# Semi-Aggressive Tank Mates



## Amelia26 (Aug 6, 2011)

i plan on putting my neons in my 10 gal after it is set up and cycled. after researching all the options out there, i've decided to make my 20gal bowfront a semi-aggressive tank. after researching their needs, ive decided on 6-8 tiger barbs, 6-8 black skirt tetras and some upsidedown catfish. all my research has stated that they are all compatible if kept in a school. does this sound like a good combination. how many catfish do i need? i always do a 30% to 40% water change every saturday. any suggestions or comments are always welcome!! thanks.


----------



## Rhodes (Dec 30, 2011)

Hi Amelia, with all the fish you mentioned I think your 20 gallon would be over stocked. I have a 20 gallon with 6 tiger barbs 1 bristlenose and two Mexican dwarf lobsters my tank is at 91% capacity.


----------



## iheartfish:) (Jan 19, 2011)

Wouldn't a semi-aggressive tank not work because the fish are semi-aggressive, therefore not really community suitable...?

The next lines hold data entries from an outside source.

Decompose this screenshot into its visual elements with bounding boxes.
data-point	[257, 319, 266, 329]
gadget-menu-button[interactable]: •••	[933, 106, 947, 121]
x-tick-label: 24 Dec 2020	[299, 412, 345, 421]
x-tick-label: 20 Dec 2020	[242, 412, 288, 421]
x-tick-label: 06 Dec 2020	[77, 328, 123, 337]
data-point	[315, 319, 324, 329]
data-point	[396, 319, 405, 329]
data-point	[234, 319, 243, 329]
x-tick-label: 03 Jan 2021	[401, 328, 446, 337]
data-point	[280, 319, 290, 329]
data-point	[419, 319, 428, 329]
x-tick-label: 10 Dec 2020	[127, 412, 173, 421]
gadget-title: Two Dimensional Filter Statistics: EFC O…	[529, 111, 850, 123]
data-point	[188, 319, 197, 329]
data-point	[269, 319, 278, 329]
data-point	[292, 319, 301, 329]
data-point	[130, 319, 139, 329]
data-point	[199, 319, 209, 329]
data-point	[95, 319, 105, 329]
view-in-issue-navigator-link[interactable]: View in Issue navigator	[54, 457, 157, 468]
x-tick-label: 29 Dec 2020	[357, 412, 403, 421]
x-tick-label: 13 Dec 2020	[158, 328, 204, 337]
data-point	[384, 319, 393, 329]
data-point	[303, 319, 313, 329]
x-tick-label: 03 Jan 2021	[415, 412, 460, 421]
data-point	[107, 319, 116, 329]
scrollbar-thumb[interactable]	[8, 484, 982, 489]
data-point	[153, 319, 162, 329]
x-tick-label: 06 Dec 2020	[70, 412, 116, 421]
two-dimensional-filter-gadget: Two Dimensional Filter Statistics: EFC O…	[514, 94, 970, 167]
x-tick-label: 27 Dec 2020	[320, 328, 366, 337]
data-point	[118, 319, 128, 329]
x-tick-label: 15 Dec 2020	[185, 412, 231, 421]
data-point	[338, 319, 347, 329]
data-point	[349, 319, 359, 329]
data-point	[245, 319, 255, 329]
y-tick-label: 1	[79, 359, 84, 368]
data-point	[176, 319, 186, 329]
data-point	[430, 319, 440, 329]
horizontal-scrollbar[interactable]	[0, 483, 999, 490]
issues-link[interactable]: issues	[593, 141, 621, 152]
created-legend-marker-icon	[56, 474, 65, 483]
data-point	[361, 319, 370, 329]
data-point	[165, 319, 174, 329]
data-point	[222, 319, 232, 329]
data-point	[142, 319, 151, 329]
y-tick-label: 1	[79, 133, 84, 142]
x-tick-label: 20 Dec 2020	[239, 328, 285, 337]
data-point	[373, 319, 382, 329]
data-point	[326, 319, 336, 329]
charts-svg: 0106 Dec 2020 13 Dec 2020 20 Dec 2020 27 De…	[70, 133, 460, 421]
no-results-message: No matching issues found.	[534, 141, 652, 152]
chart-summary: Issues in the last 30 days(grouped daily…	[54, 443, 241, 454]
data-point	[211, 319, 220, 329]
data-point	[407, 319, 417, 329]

Otherwise, catfish are really cool  Whiskers!!!


----------



## Ghost Knife (Mar 12, 2008)

Take a look at my signature for semi-aggressive tank mates. I have kept community and semi-aggressive tanks for you years so let me know if you have any specific questions.


----------



## MainelyFish (Sep 20, 2012)

Ghost Knife in a semi-aggressive tank if I would like to have at least one angel fish am I better to get several or would one be ok in a tank with barbs and cories?


----------